As was the case this past January, the concert was a quartet performance led by Jonathan Salzedo at the harpsichord. He was joined by his wife Marion Rubinstein on recorder, his daughter Laura Jeannin on violin, and Roy Wheldon on gamba. The entire quartet began and concluded the program playing Salzedo’s arrangements of works composed for other resources.
The opening selection was Johann Sebastian Bach’s BWV 992 Capriccio on the departure of a beloved brother, originally composed for solo keyboard. The conclusion was Antonio Vivaldi’s RV 524, a concerto in B-flat major scored for two solo violins and strings. Both of these pieces held up well under transcription. The solo lines of the Vivaldi concerto were just as convincing when played by violin and recorder, and Salzedo and Wheldon dutifully filled in the rest. In BWV 992, on the other hand, the diverse instrumentation brought new clarity to the programmatic titles of the individual movements, whose titles were read aloud by Salzedo (in English) prior to their respective performances.

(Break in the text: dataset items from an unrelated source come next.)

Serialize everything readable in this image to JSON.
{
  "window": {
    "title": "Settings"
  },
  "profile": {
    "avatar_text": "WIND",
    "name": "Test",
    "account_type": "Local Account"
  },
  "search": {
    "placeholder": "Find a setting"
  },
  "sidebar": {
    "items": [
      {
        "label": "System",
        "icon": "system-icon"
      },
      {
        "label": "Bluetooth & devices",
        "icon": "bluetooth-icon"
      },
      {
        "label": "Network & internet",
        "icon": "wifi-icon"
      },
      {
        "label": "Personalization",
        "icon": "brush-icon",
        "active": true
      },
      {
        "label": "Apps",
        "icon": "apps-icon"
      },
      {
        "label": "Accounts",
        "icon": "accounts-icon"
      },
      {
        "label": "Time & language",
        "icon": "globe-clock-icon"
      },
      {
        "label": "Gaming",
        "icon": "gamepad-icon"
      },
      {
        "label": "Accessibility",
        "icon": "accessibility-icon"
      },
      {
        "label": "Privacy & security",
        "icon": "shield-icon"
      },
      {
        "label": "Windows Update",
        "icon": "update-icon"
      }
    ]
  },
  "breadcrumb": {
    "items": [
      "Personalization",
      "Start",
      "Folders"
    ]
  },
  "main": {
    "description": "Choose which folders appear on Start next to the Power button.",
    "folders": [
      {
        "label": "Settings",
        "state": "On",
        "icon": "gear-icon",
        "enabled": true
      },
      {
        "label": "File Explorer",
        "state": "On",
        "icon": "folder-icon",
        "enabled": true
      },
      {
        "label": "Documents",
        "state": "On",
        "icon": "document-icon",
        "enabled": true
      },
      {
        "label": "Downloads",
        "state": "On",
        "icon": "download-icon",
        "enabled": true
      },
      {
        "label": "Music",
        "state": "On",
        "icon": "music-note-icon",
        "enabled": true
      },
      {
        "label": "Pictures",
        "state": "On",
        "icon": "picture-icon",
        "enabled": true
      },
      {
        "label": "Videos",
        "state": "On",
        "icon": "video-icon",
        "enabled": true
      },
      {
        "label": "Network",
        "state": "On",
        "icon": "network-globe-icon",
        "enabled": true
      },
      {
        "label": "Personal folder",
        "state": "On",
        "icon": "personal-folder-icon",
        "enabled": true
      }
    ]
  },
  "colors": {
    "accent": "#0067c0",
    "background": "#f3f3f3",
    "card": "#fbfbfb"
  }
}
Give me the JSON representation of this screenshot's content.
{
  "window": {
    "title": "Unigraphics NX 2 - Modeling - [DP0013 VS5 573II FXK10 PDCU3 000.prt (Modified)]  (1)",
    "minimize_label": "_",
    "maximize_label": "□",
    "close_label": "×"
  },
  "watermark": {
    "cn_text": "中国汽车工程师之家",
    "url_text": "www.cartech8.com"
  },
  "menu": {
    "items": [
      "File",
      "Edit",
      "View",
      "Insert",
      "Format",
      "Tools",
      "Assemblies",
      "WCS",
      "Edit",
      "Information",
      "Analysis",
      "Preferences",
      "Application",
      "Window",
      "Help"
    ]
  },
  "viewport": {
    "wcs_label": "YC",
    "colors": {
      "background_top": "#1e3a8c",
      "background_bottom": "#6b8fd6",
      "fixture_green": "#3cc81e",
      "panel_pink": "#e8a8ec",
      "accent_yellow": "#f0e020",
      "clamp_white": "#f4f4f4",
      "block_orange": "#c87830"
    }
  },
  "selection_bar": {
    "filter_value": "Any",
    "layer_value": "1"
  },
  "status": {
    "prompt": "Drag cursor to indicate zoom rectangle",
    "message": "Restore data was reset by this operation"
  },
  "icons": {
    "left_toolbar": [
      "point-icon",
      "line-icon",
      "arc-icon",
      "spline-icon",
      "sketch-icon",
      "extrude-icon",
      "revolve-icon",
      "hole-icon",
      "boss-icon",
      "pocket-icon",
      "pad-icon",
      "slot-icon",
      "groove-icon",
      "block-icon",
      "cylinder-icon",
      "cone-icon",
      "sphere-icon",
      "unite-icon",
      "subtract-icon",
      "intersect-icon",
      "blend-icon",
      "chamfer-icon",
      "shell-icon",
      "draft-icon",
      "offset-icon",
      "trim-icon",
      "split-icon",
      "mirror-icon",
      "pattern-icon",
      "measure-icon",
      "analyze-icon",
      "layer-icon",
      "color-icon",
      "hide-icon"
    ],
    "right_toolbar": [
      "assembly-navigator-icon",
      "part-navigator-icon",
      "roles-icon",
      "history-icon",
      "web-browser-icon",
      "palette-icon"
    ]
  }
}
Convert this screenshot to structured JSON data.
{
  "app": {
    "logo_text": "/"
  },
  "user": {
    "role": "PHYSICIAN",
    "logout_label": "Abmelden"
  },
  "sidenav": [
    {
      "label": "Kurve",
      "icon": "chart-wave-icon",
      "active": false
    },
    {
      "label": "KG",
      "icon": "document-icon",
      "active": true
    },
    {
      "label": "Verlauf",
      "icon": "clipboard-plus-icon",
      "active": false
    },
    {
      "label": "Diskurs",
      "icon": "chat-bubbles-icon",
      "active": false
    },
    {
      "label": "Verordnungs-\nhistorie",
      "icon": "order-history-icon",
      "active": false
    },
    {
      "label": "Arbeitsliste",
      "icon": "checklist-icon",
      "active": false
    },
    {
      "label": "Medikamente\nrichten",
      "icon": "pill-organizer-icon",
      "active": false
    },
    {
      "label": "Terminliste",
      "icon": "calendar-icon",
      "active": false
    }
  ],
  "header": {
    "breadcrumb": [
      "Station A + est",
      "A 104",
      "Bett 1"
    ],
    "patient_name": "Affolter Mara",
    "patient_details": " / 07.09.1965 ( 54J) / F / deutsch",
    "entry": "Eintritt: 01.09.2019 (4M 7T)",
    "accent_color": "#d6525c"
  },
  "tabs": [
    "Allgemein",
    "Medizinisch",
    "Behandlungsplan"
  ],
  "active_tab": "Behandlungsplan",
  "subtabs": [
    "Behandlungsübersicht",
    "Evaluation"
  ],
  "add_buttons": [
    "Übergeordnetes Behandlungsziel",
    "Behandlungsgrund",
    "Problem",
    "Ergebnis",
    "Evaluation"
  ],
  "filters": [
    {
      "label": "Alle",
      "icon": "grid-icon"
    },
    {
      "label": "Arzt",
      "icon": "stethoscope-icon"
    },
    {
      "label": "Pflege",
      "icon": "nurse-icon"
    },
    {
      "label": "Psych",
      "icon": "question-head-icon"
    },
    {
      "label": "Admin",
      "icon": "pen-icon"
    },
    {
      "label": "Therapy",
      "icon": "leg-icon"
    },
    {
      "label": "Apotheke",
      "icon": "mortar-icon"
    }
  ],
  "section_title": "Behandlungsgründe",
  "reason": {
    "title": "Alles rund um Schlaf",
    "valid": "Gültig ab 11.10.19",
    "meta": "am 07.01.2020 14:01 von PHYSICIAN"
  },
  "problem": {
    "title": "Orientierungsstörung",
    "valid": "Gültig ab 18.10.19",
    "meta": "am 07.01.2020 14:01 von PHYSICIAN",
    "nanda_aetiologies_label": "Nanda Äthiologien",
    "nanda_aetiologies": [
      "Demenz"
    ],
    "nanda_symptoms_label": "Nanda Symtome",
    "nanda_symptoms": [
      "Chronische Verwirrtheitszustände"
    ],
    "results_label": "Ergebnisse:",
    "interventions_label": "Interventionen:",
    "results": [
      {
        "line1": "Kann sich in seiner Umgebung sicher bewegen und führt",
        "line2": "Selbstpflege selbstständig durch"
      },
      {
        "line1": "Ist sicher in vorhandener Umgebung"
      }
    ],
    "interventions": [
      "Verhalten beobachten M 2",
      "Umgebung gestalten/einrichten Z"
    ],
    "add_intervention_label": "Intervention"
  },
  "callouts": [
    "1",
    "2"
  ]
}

These ensemble selections framed the Bach selections, both in G major, with Salzedo on harpsichord. The first of these was the BWV 1019 violin sonata, followed by the BWV 1027 gamba sonata (which I knew better as the BWV 1039 trio sonata for two flutes and continuo). Throughout the entire program, the video work frequently provided split-screen images of the individual performers; and that technique was particularly valuable in the visual account of both of these sonatas. I have to say that I particularly liked the layout that juxtaposed the “broad view” of Salzedo and Jeannin playing BWV 1019 with an overhead shot of Salzedo’s fingering:
screen shot from the video being discussed
Taken as a whole, the program was a delightful juxtaposition of unfamiliar Vivaldi with three Bach compositions that would benefit from more attention than they usually get.